Aby dojść do tego wniosku, naukowcy z Brigham and Women's Hospital (BWH) przejrzeli elektroniczną dokumentację medyczną 2, 7 miliona pacjentów. Spośród tych pacjentów zidentyfikowano 97.482, którzy mieli jakikolwiek rodzaj negatywnej reakcji na jedzenie, w tym pokrzywkę, wymioty, duszność, świszczący oddech, świąd i anafilaksję. Opublikowali swoje wyniki w Journal of Allergy and Clinical Immunology.
„Ostatnie doniesienia sugerują, że alergie pokarmowe są coraz częstsze, a liczba hospitalizacji związanych z alergią pokarmową w Stanach Zjednoczonych w ciągu ostatniej dekady” powiedziała Li Zhou, autorka badania i badacza z Wydziału Opieki Podstawowej Medycyny Ogólnej w BWH, zgodnie z komunikatem prasowym. „Jednak wiele badań opierało się na ankietach telefonicznych lub koncentrowało się na konkretnym alergenie pokarmowym lub grupie alergenów.
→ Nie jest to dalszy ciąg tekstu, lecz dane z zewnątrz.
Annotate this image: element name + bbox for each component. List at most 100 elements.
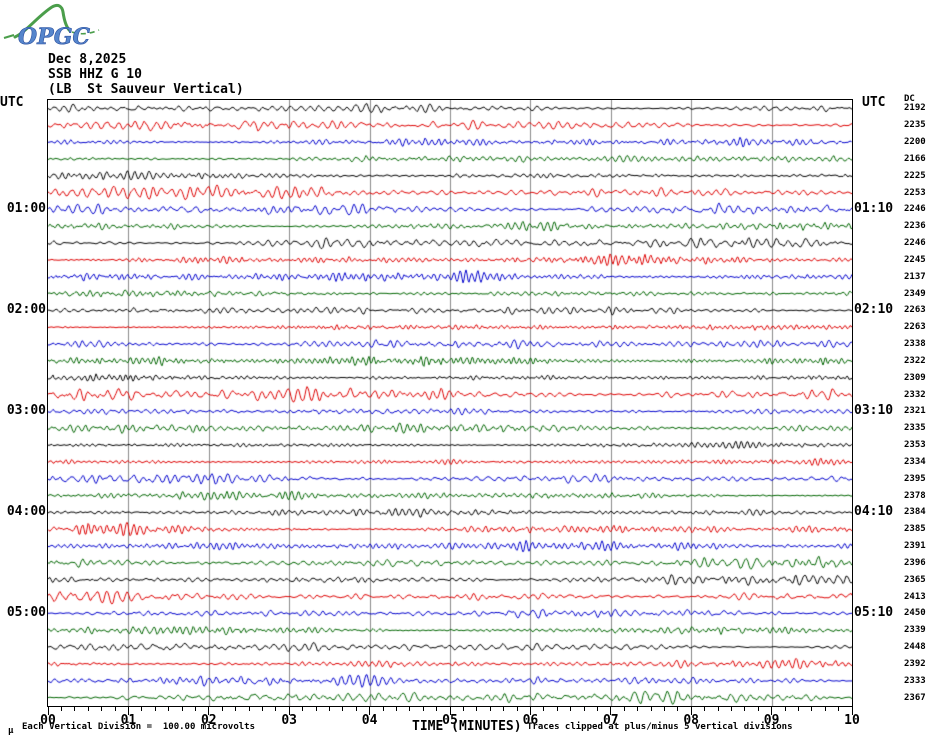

Uznaliśmy, że elektroniczny system dokumentacji zdrowia może dostarczyć wielu informacji na temat alergii, aby lepiej zrozumieć, które populacje mogą być najbardziej dotknięte i jak często występują alergie pokarmowe i nietolerancje w Stanach Zjednoczonych ”
Wyniki tego ostatniego badania sugerują, że mniej niż cztery procent ludzi cierpi na alergie pokarmowe. Liczba ta jest nieco niższa niż wcześniejsze szacunki, które wskazują, że pięć procent dorosłych i osiem procent dzieci ma alergie pokarmowe.
Analiza ujawniła również pewne trendy w powszechnych alergiach. Skorupiaki to najczęściej zgłaszana przyczyna reakcji alergicznych, a następnie owoce i warzywa, nabiał, a następnie orzeszki ziemne. Dane sugerują również, że kobiety i Azjaci są najbardziej podatne na alergie pokarmowe i nietolerancję.
Istnieją pewne zastrzeżenia do tego ostatniego badania, jak podkreśla Amy Held dla NPR. Alergie pokarmowe są często zdiagnozowane samodzielnie, a nawet lekarze mogą znaleźć objawy trudne do interpretacji. W konsekwencji „może być trudne ustalenie, co faktycznie stanowi alergię pokarmową, a więc ustalenie, ilu ludzi jest dotkniętych, może być trudne”, pisze Held.
Problem stanowi również kontynuacja, jak odnotowano w informacji prasowej WBH. Obecnie w Stanach Zjednoczonych pracuje mniej niż 7 000 alergologów i immunologów, co może nie wystarczyć do skutecznej opieki nad liczbą osób cierpiących na alergie. „[USA] nie są w stanie oceniać / potwierdzać alergii u wszystkich pacjentów, u których wynik testu jest pozytywny” - czytamy w komunikacie prasowym. Tylko jeden na pięciu z alergią na orzechy ziemne wrócił do dalszych testów alergicznych, zgodnie z informacją.
I nawet podczas testów, ostatnie badania sugerują, że alergie na orzechy są nadmiernie diagnozowane. Ludzie, którzy reagują na jeden rodzaj orzecha, mogą nie być uczuleni na resztę - chociaż testy skórne i krwi mogą sugerować coś innego.
Potrzebne są dokładniejsze badania, aby zrozumieć naukę o alergiach pokarmowych. Praca naukowców nad alergiami pokarmowymi jest zdecydowanie zakończona.